Autor: Filipe Manuel Neto
**Apesar de previsível e carregado de clichés, é um filme que marcou uma geração, alertou muitas consciências para assuntos muitos sérios, e continua a ser muito bonito trinta anos depois.**
Este é seguramente um dos filmes que marcou as pessoas durante os anos 90, e que manteve a sua popularidade e simpatia durante muitos anos. Hoje eu penso que está esquecido, e em parte tenho pena disso. Todavia, creio que o filme já fez o seu trabalho: não só entreteve quem o viu e o continua a ver, como teve um certo papel social pela forma como despertou nos mais jovens (mas não só neles) uma certa consciência para a ecologia, para a preservação dos animais e das espécies em perigo. Também acredito que o filme teve uma certa responsabilidade na mudança do pensamento dos zoológicos e lugares que conservam animais em cativeiro: ao invés de serem “depósitos de animais” para entretenimento público, passaram a ser instituições com cada vez maior relevância na preservação dos animais: hoje, são essenciais na sobrevivência de espécies cujos habitats naturais foram destruídos e que só se vão perpetuando em cativeiro. Também assumem a dianteira na reprodução assistida de muitos animais, como o Urso Panda Gigante, por exemplo, bem como no resgate, tratamento veterinário e preparação de animais que, tendo sido caçados ilegalmente ou vivido muitos anos em companhia humana, necessitem de voltar à vida selvagem.
Assim, este filme acaba por ser mais relevante pelo efeito que provocou nas pessoas do que por si só. Analisando-o de modo simples, é um filme bastante açucarado, carregado de clichés e sem grande qualidade artística. Um filme de entretenimento familiar, excelente para ver em família e que, durante anos, foi quase institucional nas televisões, durante o período de Natal. O roteiro é bastante simples, e leva um adolescente rebelde e revoltado a regenerar-se quando começa a ter contacto com uma orca que vive há anos em cativeiro. A amizade entre ambos é tocante e sincera, assim como os esforços do rapaz, e dos amigos que vai fazendo, para a libertar para os mares, numa corrida contra o tempo e contra a acção dos vilões, os donos do parque onde ela é mantida, e que não se importam minimamente com ela. É um filme previsível ao extremo, e que romantiza excessivamente a libertação de animais mantidos em cativeiro, fazendo com que o público esqueça que é necessária toda uma preparação prévia, de vários anos, e que nunca se sabe se o animal, após anos dependendo de humanos, se vai realmente adaptar.

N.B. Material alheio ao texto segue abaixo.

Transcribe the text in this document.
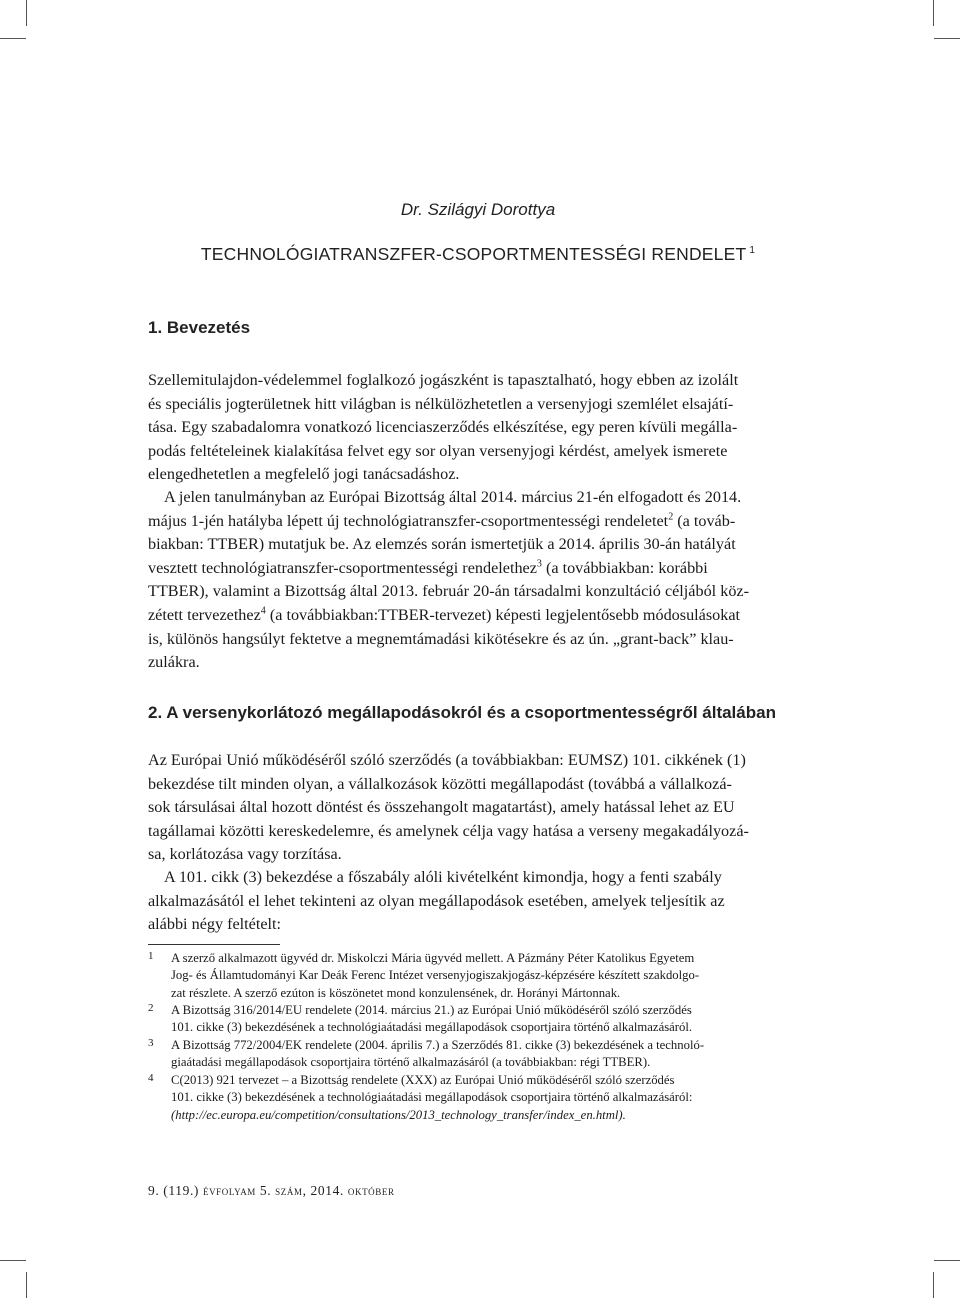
Dr. Szilágyi Dorottya
TECHNOLÓGIATRANSZFER-CSOPORTMENTESSÉGI RENDELET $^1$
1. Bevezetés
Szellemitulajdon-védelemmel foglalkozó jogászként is tapasztalható, hogy ebben az izolált
és speciális jogterületnek hitt világban is nélkülözhetetlen a versenyjogi szemlélet elsajátí-
tása. Egy szabadalomra vonatkozó licenciaszerződés elkészítése, egy peren kívüli megálla-
podás feltételeinek kialakítása felvet egy sor olyan versenyjogi kérdést, amelyek ismerete
elengedhetetlen a megfelelő jogi tanácsadáshoz.
A jelen tanulmányban az Európai Bizottság által 2014. március 21-én elfogadott és 2014.
május 1-jén hatályba lépett új technológiatranszfer-csoportmentességi rendeletet$^2$ (a továb-
biakban: TTBER) mutatjuk be. Az elemzés során ismertetjük a 2014. április 30-án hatályát
vesztett technológiatranszfer-csoportmentességi rendelethez$^3$ (a továbbiakban: korábbi
TTBER), valamint a Bizottság által 2013. február 20-án társadalmi konzultáció céljából köz-
zétett tervezethez$^4$ (a továbbiakban:TTBER-tervezet) képesti legjelentősebb módosulásokat
is, különös hangsúlyt fektetve a megnemtámadási kikötésekre és az ún. „grant-back” klau-
zulákra.
2. A versenykorlátozó megállapodásokról és a csoportmentességről általában
Az Európai Unió működéséről szóló szerződés (a továbbiakban: EUMSZ) 101. cikkének (1)
bekezdése tilt minden olyan, a vállalkozások közötti megállapodást (továbbá a vállalkozá-
sok társulásai által hozott döntést és összehangolt magatartást), amely hatással lehet az EU
tagállamai közötti kereskedelemre, és amelynek célja vagy hatása a verseny megakadályozá-
sa, korlátozása vagy torzítása.
A 101. cikk (3) bekezdése a főszabály alóli kivételként kimondja, hogy a fenti szabály
alkalmazásától el lehet tekinteni az olyan megállapodások esetében, amelyek teljesítik az
alábbi négy feltételt:
1 A szerző alkalmazott ügyvéd dr. Miskolczi Mária ügyvéd mellett. A Pázmány Péter Katolikus Egyetem
Jog- és Államtudományi Kar Deák Ferenc Intézet versenyjogiszakjogász-képzésére készített szakdolgo-
zat részlete. A szerző ezúton is köszönetet mond konzulensének, dr. Horányi Mártonnak.
2 A Bizottság 316/2014/EU rendelete (2014. március 21.) az Európai Unió működéséről szóló szerződés
101. cikke (3) bekezdésének a technológiaátadási megállapodások csoportjaira történő alkalmazásáról.
3 A Bizottság 772/2004/EK rendelete (2004. április 7.) a Szerződés 81. cikke (3) bekezdésének a technoló-
giaátadási megállapodások csoportjaira történő alkalmazásáról (a továbbiakban: régi TTBER).
4 C(2013) 921 tervezet – a Bizottság rendelete (XXX) az Európai Unió működéséről szóló szerződés
101. cikke (3) bekezdésének a technológiaátadási megállapodások csoportjaira történő alkalmazásáról:
(http://ec.europa.eu/competition/consultations/2013_technology_transfer/index_en.html).
9. (119.) évfolyam 5. szám, 2014. október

Keiko, a orca que o filme usou (e que viveu em cativeiro por anos depois do filme), acabaria por ser preparada e libertada, mas, como sabemos, nunca se adaptou à vida selvagem.

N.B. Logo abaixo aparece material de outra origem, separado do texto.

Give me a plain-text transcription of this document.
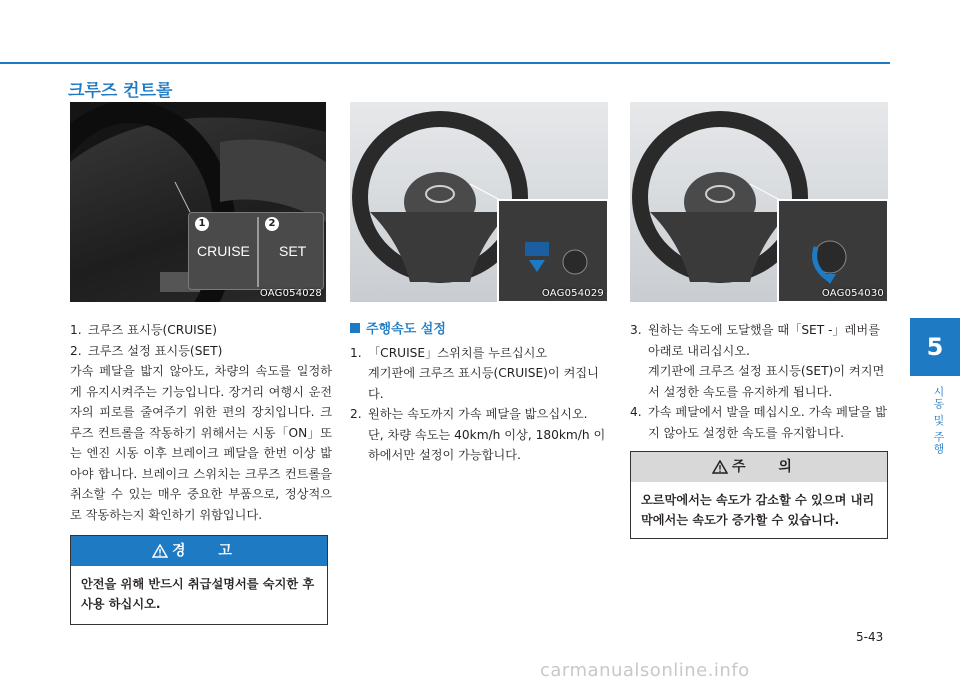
크루즈 컨트롤
1
CRUISE
2
SET
OAG054028	OAG054029	OAG054030
1. 크루즈 표시등(CRUISE)
2. 크루즈 설정 표시등(SET)

가속 페달을 밟지 않아도, 차량의 속도를 일정하게 유지시켜주는 기능입니다. 장거리 여행시 운전자의 피로를 줄여주기 위한 편의 장치입니다. 크루즈 컨트롤을 작동하기 위해서는 시동「ON」또는 엔진 시동 이후 브레이크 페달을 한번 이상 밟아야 합니다. 브레이크 스위치는 크루즈 컨트롤을 취소할 수 있는 매우 중요한 부품으로, 정상적으로 작동하는지 확인하기 위함입니다.

경 고
안전을 위해 반드시 취급설명서를 숙지한 후 사용 하십시오.
주행속도 설정
1. 「CRUISE」스위치를 누르십시오
계기판에 크루즈 표시등(CRUISE)이 켜집니다.
2. 원하는 속도까지 가속 페달을 밟으십시오.
단, 차량 속도는 40km/h 이상, 180km/h 이하에서만 설정이 가능합니다.
3. 원하는 속도에 도달했을 때「SET -」레버를 아래로 내리십시오.
계기판에 크루즈 설정 표시등(SET)이 켜지면서 설정한 속도를 유지하게 됩니다.
4. 가속 페달에서 발을 떼십시오. 가속 페달을 밟지 않아도 설정한 속도를 유지합니다.
주 의
오르막에서는 속도가 감소할 수 있으며 내리막에서는 속도가 증가할 수 있습니다.
5
시동 및 주행
5-43
carmanualsonline.info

O filme conta com um bom elenco, mas uma sofrível concepção de personagens. Nenhuma das personagens é realmente boa e todas são clichés: o adolescente heróico, o nativo-americano cheio de sabedoria ancestral que conhece os animais como ninguém, os capitalistas arrogantes sem respeito por nada nem ninguém… Excluindo a orca Keiko, é Jason James Ritcher que se vai destacar como actor, no papel do adolescente que salva o dia. Ele faz o que é preciso, e eu penso que ele foi relativamente credível no seu esforço. Michael Madsen também merece um louvor pelo seu trabalho, num filme que, de resto, irá ser dos mais populares da sua carreira artística. Lori Petty e Jayne Atkinson são bastante boas, August Schellenberg faz o que pode com o cliché que lhe foi dado. O resto simplesmente não interessa.
Tecnicamente, o filme destaca-se pela boa cinematografia. Muitos filmes dos anos 90 parecem velhíssimos quando os vemos agora, mas este é uma daquelas excepções louváveis que merece ser citada. Os locais de filmagem, bem como os cenários, também merecem uma nota positiva pela beleza visual. Os efeitos sonoros são muito bons, e os efeitos visuais e especiais merecem um louvor, em particular a baleia animatrónica, que é bastante realista. Por fim, uma nota para louvar a qualidade do tema principal da banda sonora criada para este filme, e que é dos mais bonitos do seu tempo.